Do we put other peoples’ opinions or relationships with others as a way that we feel valued and successful? Do we place how many Facebook friends or Blog followers as part of our identity? “This propensity to find our identity in others is commonly referred to as giving in to peer pressure, people pleasing, codependency, and having a fear of man.

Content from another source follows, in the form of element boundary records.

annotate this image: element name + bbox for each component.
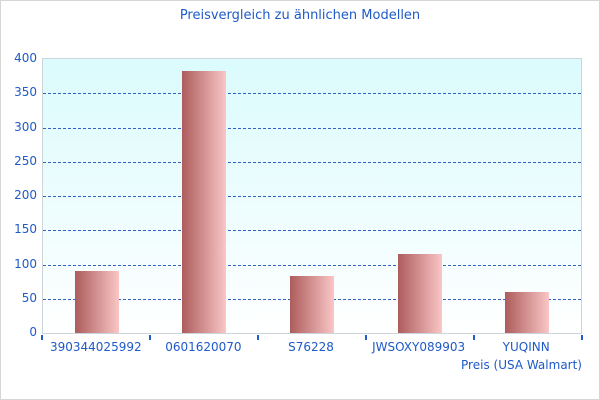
gridline-300 bbox=[43, 127, 581, 129]
plot-area bbox=[42, 58, 582, 334]
y-tick-label-350: 350 bbox=[14, 85, 37, 100]
bar-S76228 bbox=[290, 276, 334, 333]
y-tick-label-200: 200 bbox=[14, 188, 37, 202]
gridline-200 bbox=[43, 196, 581, 197]
x-axis-tick bbox=[41, 335, 43, 340]
x-axis-tick bbox=[581, 335, 583, 340]
y-tick-label-100: 100 bbox=[14, 256, 37, 271]
x-axis-tick bbox=[257, 335, 259, 340]
gridline-250 bbox=[43, 161, 581, 163]
x-tick-label-390344025992: 390344025992 bbox=[49, 340, 142, 354]
x-tick-label-0601620070: 0601620070 bbox=[165, 340, 242, 354]
x-axis-tick bbox=[365, 335, 367, 340]
bar-390344025992 bbox=[74, 271, 119, 333]
x-axis-tick bbox=[473, 335, 475, 340]
x-axis-title: Preis (USA Walmart) bbox=[461, 358, 582, 372]
gridline-350 bbox=[43, 93, 581, 95]
bar-YUQINN bbox=[505, 291, 550, 333]
y-tick-label-250: 250 bbox=[14, 153, 37, 168]
x-tick-label-S76228: S76228 bbox=[288, 340, 334, 354]
x-axis-tick bbox=[149, 335, 151, 340]
x-tick-label-JWSOXY089903: JWSOXY089903 bbox=[372, 340, 466, 354]
y-tick-label-400: 400 bbox=[14, 51, 37, 65]
y-tick-label-300: 300 bbox=[14, 119, 37, 134]
bar-0601620070 bbox=[182, 70, 227, 333]
x-tick-label-YUQINN: YUQINN bbox=[502, 340, 550, 354]
gridline-150 bbox=[43, 230, 581, 232]
y-tick-label-150: 150 bbox=[14, 222, 37, 237]
y-tick-label-50: 50 bbox=[21, 290, 37, 305]
gridline-100 bbox=[43, 264, 581, 266]
y-tick-label-0: 0 bbox=[29, 325, 37, 339]
chart-title: Preisvergleich zu ähnlichen Modellen bbox=[179, 8, 421, 23]
bar-JWSOXY089903 bbox=[397, 254, 442, 333]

Practically, this explains why we’ll often change our appearance and behavior depending on whom we’re with and whom we seek to impress… This explains why some friends and family members can be so demanding, smothering, and needy. It also explains why we’re so easily inflated by praise and deflated by criticism. It’s as if others have the ability to determine our identity for that day based on a word or even a glance. In giving this power over our lives to others, we give them a god-like position to rule over us and define who we are.” (Driscoll, 2013, p.10). 

L- Longings

What do you long for? Do you spend your days hoping and waiting for the next best thing? Sometimes, I find myself thinking… “When the kids are older, I’ll be able to have more sleep”, or “When we go on holidays, I’ll be able to have a bit more rest” or “when I return to work we will have more money”. These things I realise are me living in the future, instead of in the present. Enjoying the day I am given today, and really engaging with my God, my husband, my children and my friends in the here and now for eternity is what I am called to do. “Longings give us hope that tomorrow might be better so we can persevere today. We all have longings, but when they become the source of our identity, our life becomes inordinately governed by our feelings and our future rather than our present, and God’s past, present, and future work on our behalf”  (Driscoll, 2013, p.10).

S- Sufferings

This one seems like a strange thing to have as an idol. We all dread the thought of suffering. But when we do suffer, it is often easy to wear it as a badge of honour, broadcasting our identity to others based on whatever we are going through- Cancer-survivor, enduring a long and hard pregnancy or labour, allergy-sufferer, exhausted mother. After the first year of being a mum, I realised I was saying how exhausted I was whenever someone asked how I was doing. I came to realise maybe this is just an aspect of motherhood. While it is good to share our suffering and be honest with one another, it is easy for this to become something that equates our worth- how strong and brave we are, or how hard we have things. We should be defined by Jesus, rather than by whatever hardship we are going through. 

I find it a challenging list. I so often think of idols as either the Israelites worshipping the golden calf in the Old Testament, or someone over-polishing their gleaming red sports car (weird that this is the first thing that always pops into my mind when I think of idol!) Instead, it is so much more. Our love for the world and what the world has, can slowly and sneakily creep into our thinking and our hearts. Augustine once wrote, “Hold fast to Christ. For you he became temporal, so that you might partake of eternity” (Homilies on the First Epistle of John 2) Let us fix our eyes on God and worship HIM, rather than the blessings that he gives us or trials he allows for us.